The study, “Muscle fat quantification using magnetic resonance imaging: case–control study of Charcot–Marie–Tooth disease patients and volunteers,” was published in the Journal of Cachexia, Sarcopenia and Muscle.
In light of the increasing studies testing potential treatments for CMT and advances in knowledge on the genetic basis of CMT, “an objective and reliable tool for assessing the status of patients including the evaluation of treatment response would be necessary,” the researchers said.
But one common problem is that there is no standardized method to assess muscle degeneration and muscle fat infiltration. The scoring systems that are currently available are limited because of variability in their results, and muscle biopsies are inconvenient for regular use.
A possible alternative is magnetic resonance imaging (MRI), which allows clinicians to determine the degree and distribution of fat infiltration in the muscles, a common feature in CMT that is associated with muscle degeneration.
In this study, the researchers were interested in exploring the use of a particular type of MRI, known as the 3D multiple gradient echo Dixon‐based MRI, to quantify the amount of intramuscular fat in people with CMT.
Dixon MRI is an emerging technique for measuring the proportion of fat within tissues. It takes advantage of the fact that water and fat have different chemical shifts, which can be used to distinguish their contribution to the makeup of tissues.
Moreover, some studies have reported encouraging results using Dixon‐based MRI for fat quantification in skeletal muscle, including in the calf muscles of CMT patients.
The researchers compared Dixon‐based muscle scans between 18 adults with CMT and 18 healthy volunteers, matched by age and sex, scanning the upper and lower third of both thighs for each individual.
They chose to measure thigh instead of calf muscles because fat infiltration in the thigh is less prominent, and little is known about the relation between fat accumulation and the clinical status of patients.
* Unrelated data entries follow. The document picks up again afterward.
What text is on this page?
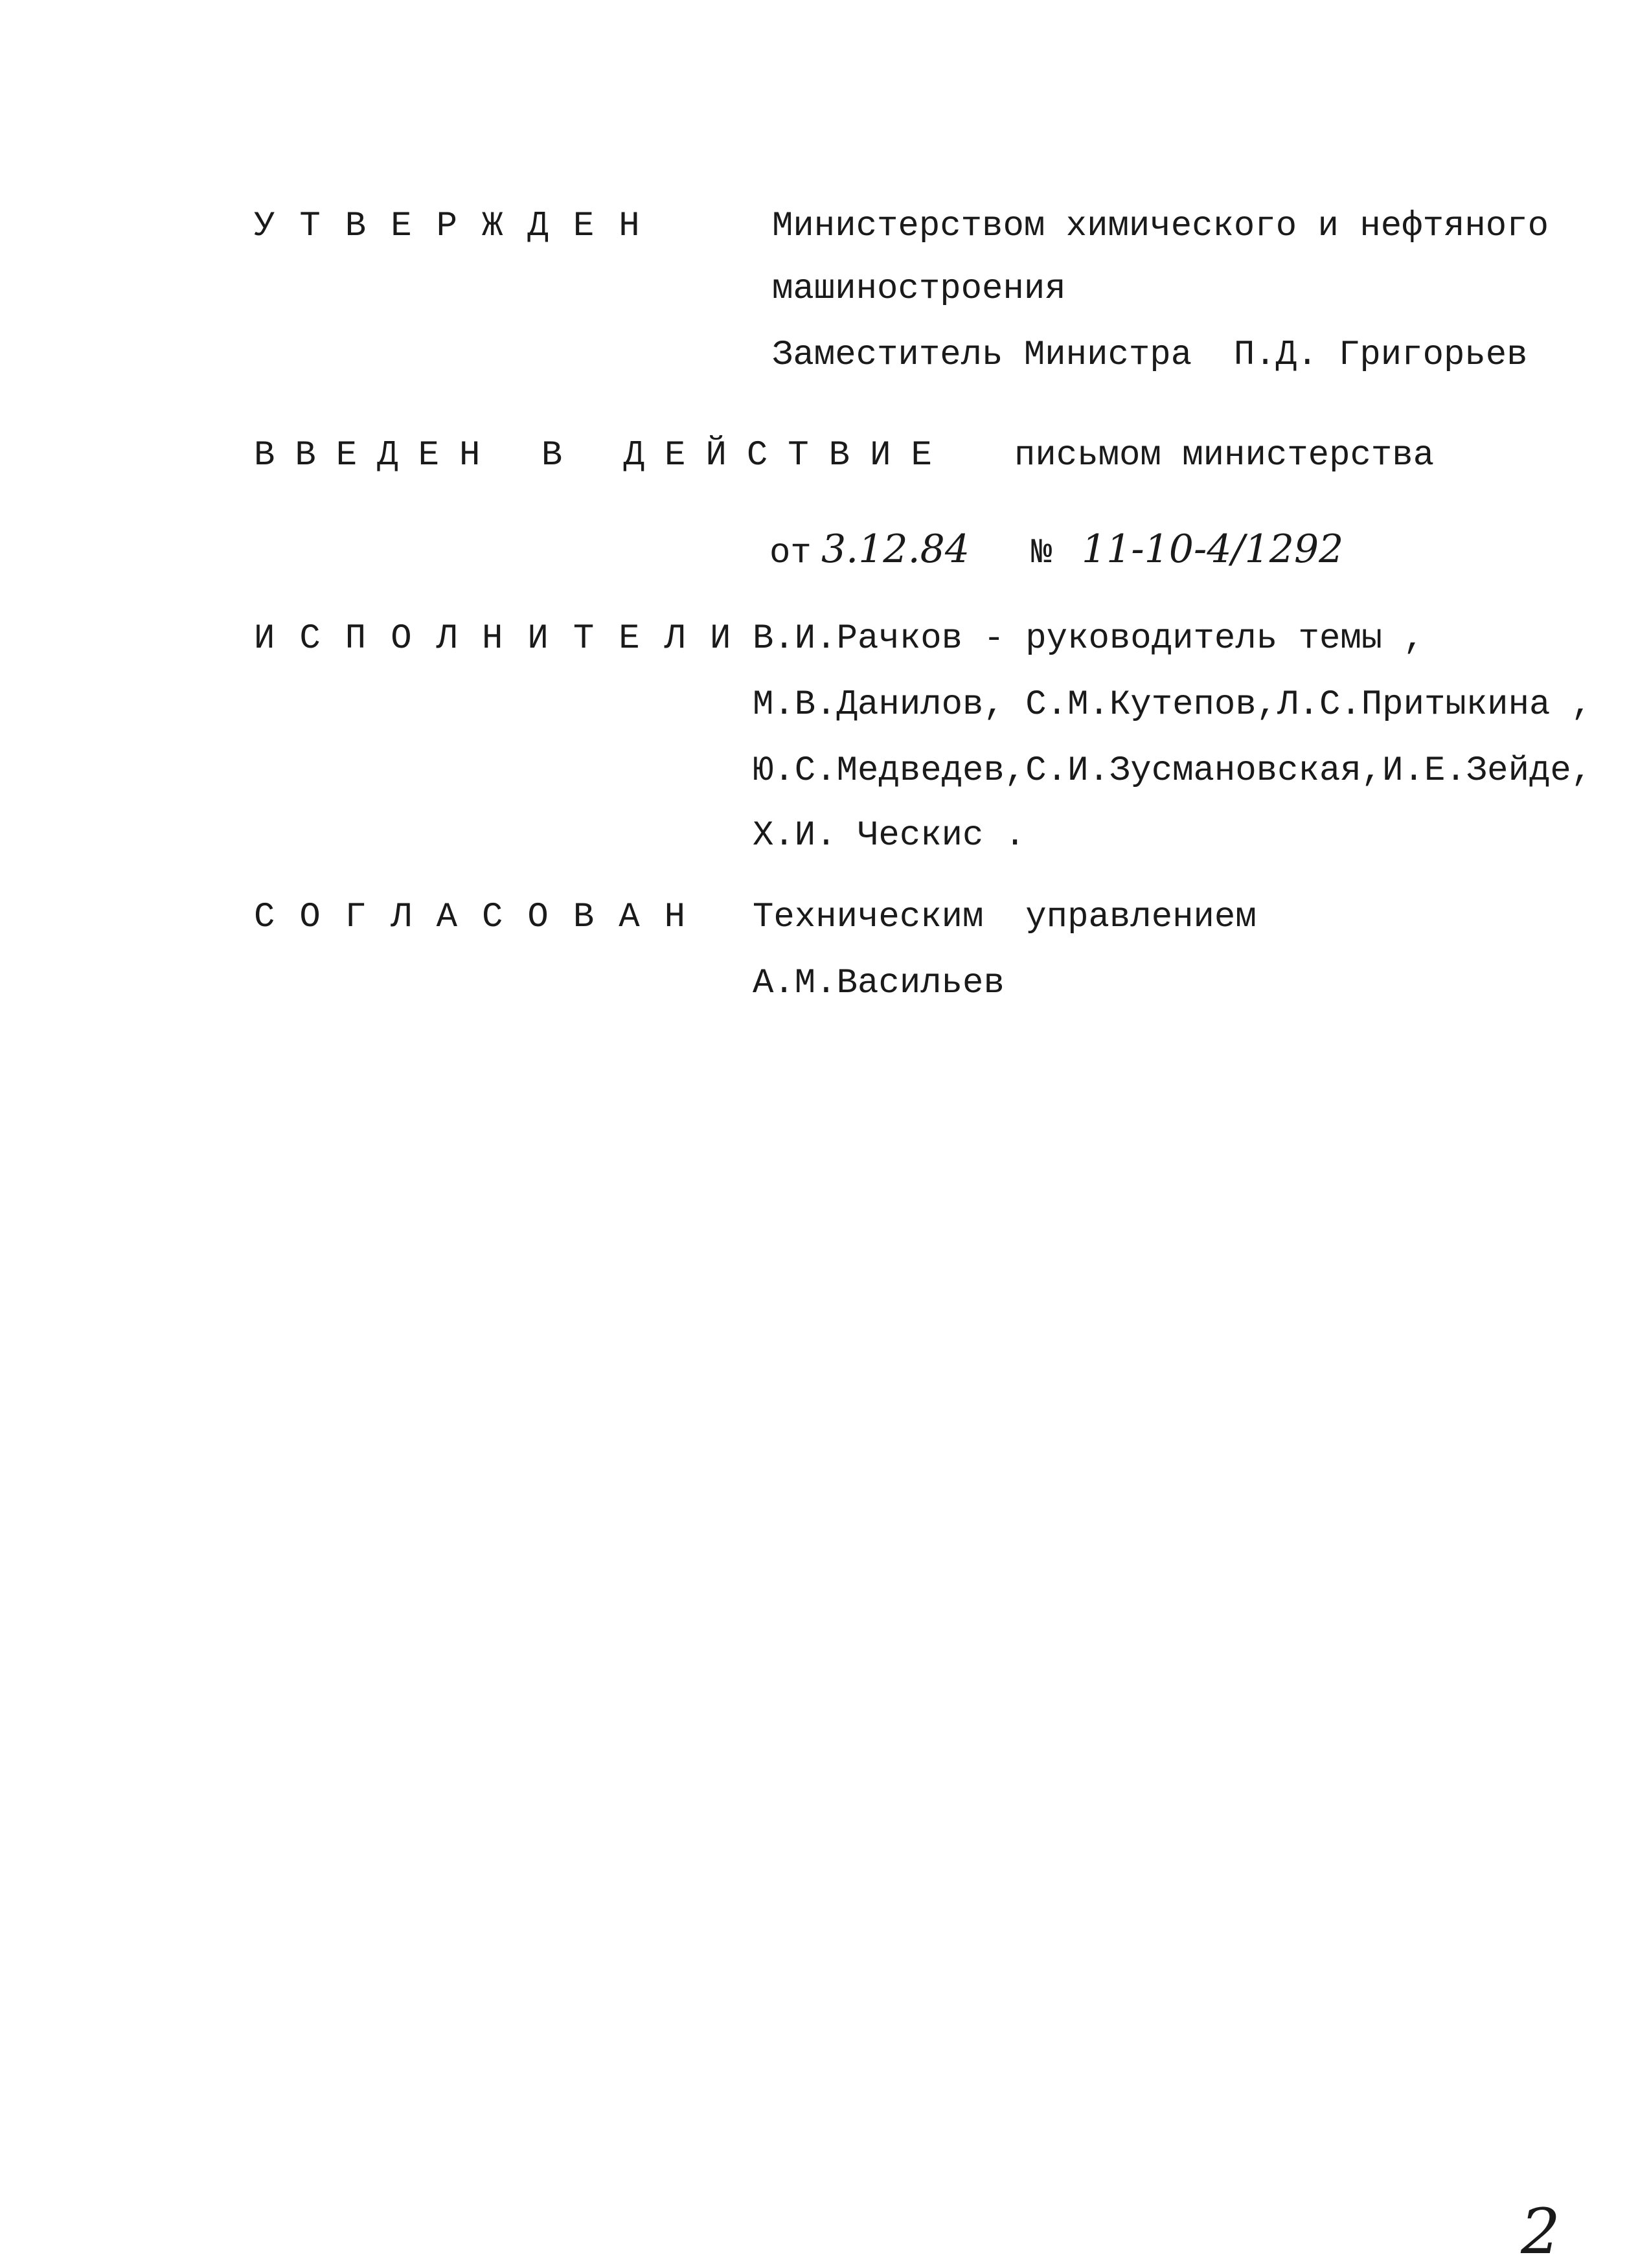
УТВЕРЖДЕН	Министерством химического и нефтяного
машиностроения
Заместитель Министра  П.Д. Григорьев
ВВЕДЕН В ДЕЙСТВИЕ письмом министерства
от 3.12.84 № 11-10-4/1292
ИСПОЛНИТЕЛИ
В.И.Рачков - руководитель темы ,
М.В.Данилов, С.М.Кутепов,Л.С.Притыкина ,
Ю.С.Медведев,С.И.Зусмановская,И.Е.Зейде,
Х.И. Ческис .
СОГЛАСОВАН Техническим  управлением
А.М.Васильев
2
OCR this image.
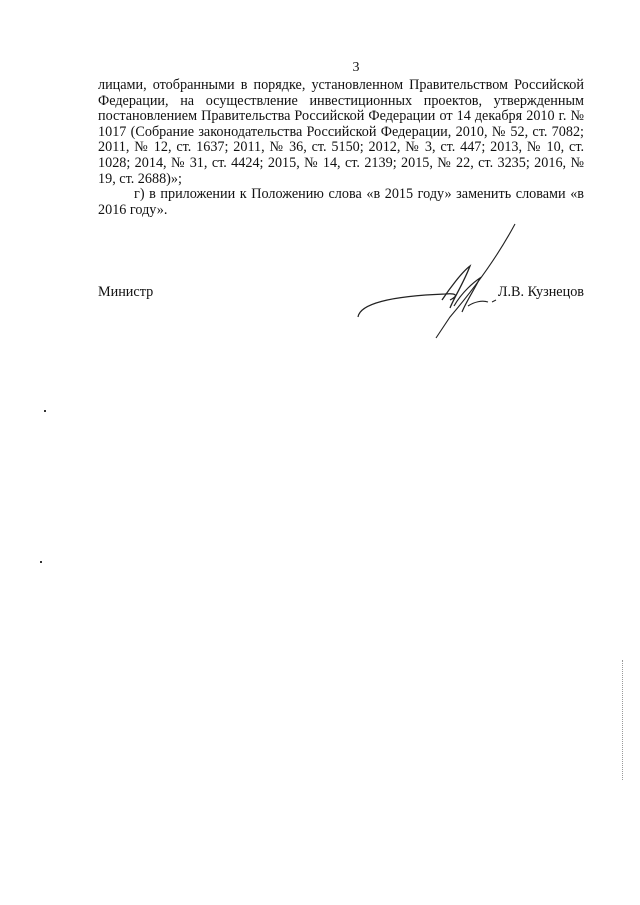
3

лицами, отобранными в порядке, установленном Правительством Российской Федерации, на осуществление инвестиционных проектов, утвержденным постановлением Правительства Российской Федерации от 14 декабря 2010 г. № 1017 (Собрание законодательства Российской Федерации, 2010, № 52, ст. 7082; 2011, № 12, ст. 1637; 2011, № 36, ст. 5150; 2012, № 3, ст. 447; 2013, № 10, ст. 1028; 2014, № 31, ст. 4424; 2015, № 14, ст. 2139; 2015, № 22, ст. 3235; 2016, № 19, ст. 2688)»;

г) в приложении к Положению слова «в 2015 году» заменить словами «в 2016 году».

Министр	Л.В. Кузнецов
Results showed that the method was highly reproducible, with excellent consistency between measurements done by different clinicians.
Data also demonstrated that, on average, CMT patients had a significantly higher proportion of fat in their thigh muscles than volunteers. Only one muscle in the upper thigh called the adductor magnus, did not follow this trend.
Even in muscles classified as Goutallier Grade 0, which is considered a grossly normal muscle in terms of fat content, showed a significantly higher mean fat proportion than that of the volunteers.
This could be evidence of the sensitivity of the technique to indicate early fat infiltration, “which may be difficult to identify through visual assessment” of scans, according to the researchers.
The significant increase in intramuscular fat detected in CMT patients may be also attributed to the sensitivity of the method, “which may not have been revealed by less advanced MRI techniques,” they said.
Moreover, the technique was seen to be highly reproducible and required a relatively short scan time (72.5 seconds). Thus, the team believes it may easily be incorporated as part of a routine imaging sequence in neuromuscular disease patient evaluation.